Içim nefretle doluydu. Kime, neye kızacağımı bile bilmez durumdaydım oysa. Nefes almak hiç bu kadar zor olmamıştı daha önce. Sanki boğazımda koca bir yumru vardı da benim nefes almamı engelliyordu.

Benim bir kardeşim vardı. Yıllardır hasret olduğum kardeş gerçek olmuştu. Ancak bunun bu denli canımı yakacağını hiç bir vakit düşünmemiştim. Nasıl birisiydi acaba Selin? Babam gibi miydi yoksa? Ona karşı ne hissetmeliydim? Nefret? Sevgi? Babamla arası nasıldı? Babam bana göstermediği sevgiyi göstermiş miydi ona? Selin'in mükemmel olduğunu düşündüğü için benden nefret ediyordu belki babam. Bunun için Selin'e kızmalı mıydım? Belki de kızmam gereken tek kişi Selin'in annesiydi. Annemi yok sayarak babamla beraber olmuştu. Aralarında ki ilişki devam ediyordu büyük ihtimalle. Bu gerçek canımı daha çok yaktı. Yıllarca kandırılmıştık, hem annem hem de ben. Yıllarca yok sayılmıştık.

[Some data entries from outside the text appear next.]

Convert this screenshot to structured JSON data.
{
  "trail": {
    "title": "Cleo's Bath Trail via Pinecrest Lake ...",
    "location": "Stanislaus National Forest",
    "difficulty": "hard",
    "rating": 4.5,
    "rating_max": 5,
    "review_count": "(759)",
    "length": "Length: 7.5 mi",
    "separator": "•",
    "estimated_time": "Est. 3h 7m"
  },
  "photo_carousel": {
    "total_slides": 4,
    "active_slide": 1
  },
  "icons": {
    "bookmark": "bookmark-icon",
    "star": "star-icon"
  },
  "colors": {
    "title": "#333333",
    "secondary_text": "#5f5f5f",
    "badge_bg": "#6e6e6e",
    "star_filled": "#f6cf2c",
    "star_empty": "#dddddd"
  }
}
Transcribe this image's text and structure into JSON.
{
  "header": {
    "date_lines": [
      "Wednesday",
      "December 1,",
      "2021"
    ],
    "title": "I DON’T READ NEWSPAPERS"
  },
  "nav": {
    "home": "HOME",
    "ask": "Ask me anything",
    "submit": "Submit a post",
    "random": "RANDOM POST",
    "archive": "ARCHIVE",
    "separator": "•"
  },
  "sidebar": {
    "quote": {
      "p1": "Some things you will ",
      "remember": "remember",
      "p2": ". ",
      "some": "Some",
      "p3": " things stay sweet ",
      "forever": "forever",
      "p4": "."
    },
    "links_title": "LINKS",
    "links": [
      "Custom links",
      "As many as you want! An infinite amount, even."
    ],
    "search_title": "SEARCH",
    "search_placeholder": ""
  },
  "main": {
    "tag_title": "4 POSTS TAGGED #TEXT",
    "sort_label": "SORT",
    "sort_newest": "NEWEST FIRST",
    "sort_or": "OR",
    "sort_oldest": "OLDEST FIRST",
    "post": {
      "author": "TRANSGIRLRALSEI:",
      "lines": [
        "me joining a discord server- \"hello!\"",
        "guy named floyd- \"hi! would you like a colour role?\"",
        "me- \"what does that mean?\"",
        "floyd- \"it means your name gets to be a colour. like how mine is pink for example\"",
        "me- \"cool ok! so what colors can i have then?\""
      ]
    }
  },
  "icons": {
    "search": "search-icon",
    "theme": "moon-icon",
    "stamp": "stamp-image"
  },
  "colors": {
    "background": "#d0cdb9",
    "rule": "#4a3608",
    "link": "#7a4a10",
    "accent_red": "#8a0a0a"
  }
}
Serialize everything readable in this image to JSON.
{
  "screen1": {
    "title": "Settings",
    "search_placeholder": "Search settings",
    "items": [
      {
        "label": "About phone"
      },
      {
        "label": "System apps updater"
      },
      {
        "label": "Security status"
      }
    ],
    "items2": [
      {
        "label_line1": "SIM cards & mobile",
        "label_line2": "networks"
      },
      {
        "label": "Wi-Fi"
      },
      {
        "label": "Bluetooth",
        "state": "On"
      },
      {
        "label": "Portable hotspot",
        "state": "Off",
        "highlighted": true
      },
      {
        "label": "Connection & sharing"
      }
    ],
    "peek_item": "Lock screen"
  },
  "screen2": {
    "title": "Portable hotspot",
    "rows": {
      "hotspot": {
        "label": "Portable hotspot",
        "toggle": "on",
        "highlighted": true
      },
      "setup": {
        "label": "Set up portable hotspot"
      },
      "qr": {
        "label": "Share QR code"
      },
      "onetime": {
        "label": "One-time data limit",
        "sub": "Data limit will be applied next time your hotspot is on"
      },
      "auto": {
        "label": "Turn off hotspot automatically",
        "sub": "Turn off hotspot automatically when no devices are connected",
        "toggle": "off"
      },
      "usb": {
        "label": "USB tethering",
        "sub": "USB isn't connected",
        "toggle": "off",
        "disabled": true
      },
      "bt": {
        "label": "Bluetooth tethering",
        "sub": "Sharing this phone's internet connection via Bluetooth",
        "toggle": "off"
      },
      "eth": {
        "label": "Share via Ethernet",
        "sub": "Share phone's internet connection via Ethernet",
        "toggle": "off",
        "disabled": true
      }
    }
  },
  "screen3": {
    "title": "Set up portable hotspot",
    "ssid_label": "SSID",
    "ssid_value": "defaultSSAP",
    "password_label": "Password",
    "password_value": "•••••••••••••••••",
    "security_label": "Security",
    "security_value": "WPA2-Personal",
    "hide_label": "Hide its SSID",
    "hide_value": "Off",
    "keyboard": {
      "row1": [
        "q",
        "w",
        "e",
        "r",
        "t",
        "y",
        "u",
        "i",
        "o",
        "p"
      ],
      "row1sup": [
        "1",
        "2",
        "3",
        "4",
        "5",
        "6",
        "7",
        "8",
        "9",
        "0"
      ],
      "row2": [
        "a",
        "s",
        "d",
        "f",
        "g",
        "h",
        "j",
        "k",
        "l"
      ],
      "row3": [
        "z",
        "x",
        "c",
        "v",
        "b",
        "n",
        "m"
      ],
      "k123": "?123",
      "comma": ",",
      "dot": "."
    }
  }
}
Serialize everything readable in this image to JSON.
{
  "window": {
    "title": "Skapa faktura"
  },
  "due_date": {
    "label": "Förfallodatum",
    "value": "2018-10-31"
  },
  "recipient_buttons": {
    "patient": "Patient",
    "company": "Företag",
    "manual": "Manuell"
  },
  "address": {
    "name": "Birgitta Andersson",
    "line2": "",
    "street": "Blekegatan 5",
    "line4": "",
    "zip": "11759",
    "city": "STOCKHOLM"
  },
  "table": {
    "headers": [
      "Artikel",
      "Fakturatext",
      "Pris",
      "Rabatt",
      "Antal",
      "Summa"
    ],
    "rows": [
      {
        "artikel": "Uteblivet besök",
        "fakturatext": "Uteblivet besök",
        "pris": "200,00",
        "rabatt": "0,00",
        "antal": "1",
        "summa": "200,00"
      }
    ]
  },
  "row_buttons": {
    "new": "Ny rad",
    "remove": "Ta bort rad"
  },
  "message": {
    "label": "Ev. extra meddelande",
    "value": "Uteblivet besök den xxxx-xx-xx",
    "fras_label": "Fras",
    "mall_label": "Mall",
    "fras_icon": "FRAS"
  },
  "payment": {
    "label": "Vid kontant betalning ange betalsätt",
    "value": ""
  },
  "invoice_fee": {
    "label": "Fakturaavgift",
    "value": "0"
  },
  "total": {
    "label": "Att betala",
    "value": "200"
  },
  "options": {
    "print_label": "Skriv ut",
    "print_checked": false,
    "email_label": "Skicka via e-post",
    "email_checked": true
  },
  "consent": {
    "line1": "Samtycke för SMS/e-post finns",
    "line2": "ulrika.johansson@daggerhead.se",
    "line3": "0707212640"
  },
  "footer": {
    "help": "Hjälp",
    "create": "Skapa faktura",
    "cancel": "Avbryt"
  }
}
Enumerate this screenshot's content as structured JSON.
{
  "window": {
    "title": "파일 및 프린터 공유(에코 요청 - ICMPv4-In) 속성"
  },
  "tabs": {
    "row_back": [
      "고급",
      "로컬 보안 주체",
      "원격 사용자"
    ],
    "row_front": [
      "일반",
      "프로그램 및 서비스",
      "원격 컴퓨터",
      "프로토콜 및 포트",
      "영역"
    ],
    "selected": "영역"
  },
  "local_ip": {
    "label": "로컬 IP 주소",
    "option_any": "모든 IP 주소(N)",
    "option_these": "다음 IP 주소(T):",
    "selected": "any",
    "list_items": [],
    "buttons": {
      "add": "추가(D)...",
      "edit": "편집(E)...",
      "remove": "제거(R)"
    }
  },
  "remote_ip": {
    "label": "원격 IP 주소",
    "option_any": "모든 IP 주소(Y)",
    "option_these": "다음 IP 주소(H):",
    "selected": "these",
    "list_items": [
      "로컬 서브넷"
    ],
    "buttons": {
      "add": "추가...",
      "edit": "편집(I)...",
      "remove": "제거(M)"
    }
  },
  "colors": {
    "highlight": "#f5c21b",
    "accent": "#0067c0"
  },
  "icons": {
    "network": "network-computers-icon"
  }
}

Selin'in amacı neydi merak ediyordum. Beni tanıyor olmalıydı ama bir hafta önce tanıştığımızda bunu belli etmemişti. Bir haftadır bu düşünceler içinde nefes almak gerçekten çok zordu.

Leon'un getirdiği tepsiye uzanıp suyu elime aldığımda kapı açıldı yavaşça. Bakışları beni bulduğunda gözlerinde ki hüznü görmüştüm.